CCI Finds Intel’s India-Specific Warranty Policy Abusive; Imposes Penalty 

Posted On - 24 March, 2026 • By - Aniket Ghosh

On 12 February 2026, the CCI held Intel Corporation (Intel) guilty of abusing its dominant position in the market for boxed microprocessors for desktop PCs in India.[1] The order arose from an information filed by M/s Matrix Info Systems Pvt. Ltd. (Matrix), a Delhi-based IT trader engaged in parallel imports of Intel products, under Sections 3 and 4 of the Competition Act.  Matrix submitted that it imported Intel’s boxed microprocessors from authorised overseas distributors and sold them domestically at competitive prices. The dispute arose after Intel introduced an India-specific warranty policy on 25 April 2016, restricting warranty services in India to products purchased from its authorised Indian distributors.

The CCI first assessed Intel’s market position and concluded that the company held a dominant position during 2016-2021. Intel owns proprietary rights over the widely used x86 processor architecture, and PC manufacturers and distributors are significantly dependent on its processors. The CCI also noted significant entry barriers, such as intellectual property protection, high research and development costs, and economies of scale.

On merits, the CCI held that the India-specific warranty policy imposed unfair and discriminatory conditions in violation of Section 4(2)(a)(i). Unlike policies in several other jurisdictions, Intel’s Indian policy denied in-country warranty service for genuine processors purchased through authorised overseas distributors and instead redirected customers to the country of purchase. The CCI rejected Intel’s justification that the policy was necessary to prevent counterfeit products, noting that Intel already had mechanisms to verify authenticity.

The CCI further observed that the policy indirectly compelled traders and consumers to purchase microprocessors through Intel’s authorised Indian distributors. Evidence on record showed significant price differences between imported products and those sold through authorised channels, in some instances exceeding 40%. The CCI found that the policy restricted consumer choice and resulted in denial of market access to parallel importers, thereby contravening Sections 4(2)(b)(i) and 4(2)(c).

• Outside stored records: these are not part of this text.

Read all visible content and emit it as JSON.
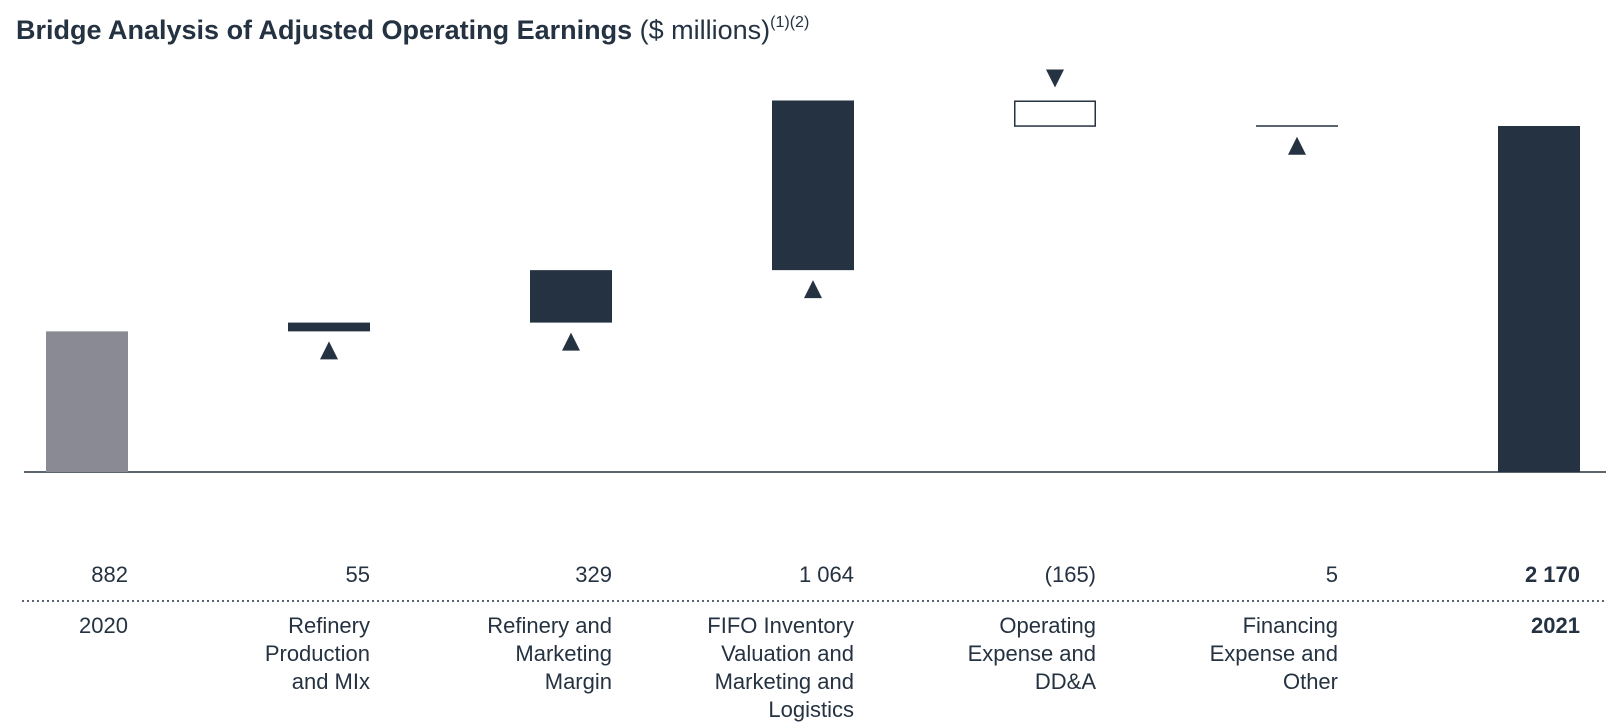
{
  "title": {
    "main": "Bridge Analysis of Adjusted Operating Earnings",
    "unit": "($ millions)",
    "notes": "(1)(2)"
  },
  "colors": {
    "dark": "#253241",
    "start_bar": "#8a8a94",
    "text": "#253241"
  },
  "chart_data": {
    "type": "bar",
    "subtype": "waterfall",
    "title": "Bridge Analysis of Adjusted Operating Earnings",
    "unit": "$ millions",
    "categories": [
      [
        "2020"
      ],
      [
        "Refinery",
        "Production",
        "and MIx"
      ],
      [
        "Refinery and",
        "Marketing",
        "Margin"
      ],
      [
        "FIFO Inventory",
        "Valuation and",
        "Marketing and",
        "Logistics"
      ],
      [
        "Operating",
        "Expense and",
        "DD&A"
      ],
      [
        "Financing",
        "Expense and",
        "Other"
      ],
      [
        "2021"
      ]
    ],
    "values": [
      882,
      55,
      329,
      1064,
      -165,
      5,
      2170
    ],
    "value_labels": [
      "882",
      "55",
      "329",
      "1 064",
      "(165)",
      "5",
      "2 170"
    ],
    "kinds": [
      "total",
      "change",
      "change",
      "change",
      "change",
      "change",
      "total"
    ],
    "bold": [
      false,
      false,
      false,
      false,
      false,
      false,
      true
    ],
    "ylim": [
      0,
      2400
    ],
    "grid": false
  }
}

The decision has also sparked debate on the scope of discrimination under Section 4.  As such it may be argued that discrimination should be assessed based on its effect on competition within the relevant market rather than comparisons with policies in other jurisdictions. Since the geographic market in this case was India, cross-border differences alone may not establish anti-competitive discrimination.  Global companies regularly adopt different policies across jurisdictions due to legitimate business considerations such as regulatory environments, distribution structures, or grey market risks. Given the adverse ruling by the CCI in this case, such geographically differentiated policies by a dominant enterprise would now have to be examined from a competition law perspective.

Considering the duration of the conduct, the CCI initially determined the penalty at 8% of Intel’s average relevant turnover. However, after taking into account mitigating factors, including the dynamic nature of the technology sector, Intel’s cooperation during the investigation, and the withdrawal of the warranty policy from 1 April 2024, the CCI imposed a reduced penalty of INR 27.38 crores under Section 27(b).

Business Takeaway: The decision signals that commercially framed policies may be treated as abusive if they indirectly compel customers to transact only through authorised channels, especially if there are geographically differentiated policies followed by the enterprise. Companies with dominant market positions must ensure that post-sale restrictions do not distort competitive pricing, restrict lawful imports, or disadvantage independent distributors. The order also highlights an emerging compliance risk: geographic differentiation in warranty or after-sales policies may attract scrutiny if it adversely affects competition in India; therefore, dominant firms should carefully review such policies to mitigate potential intervention by the CCI.

[1] CCI: In Re: Matrix Info Systems Pvt. Ltd. and Intel Corporation, Case No. 05 of 2019, order dated 12 February 2026.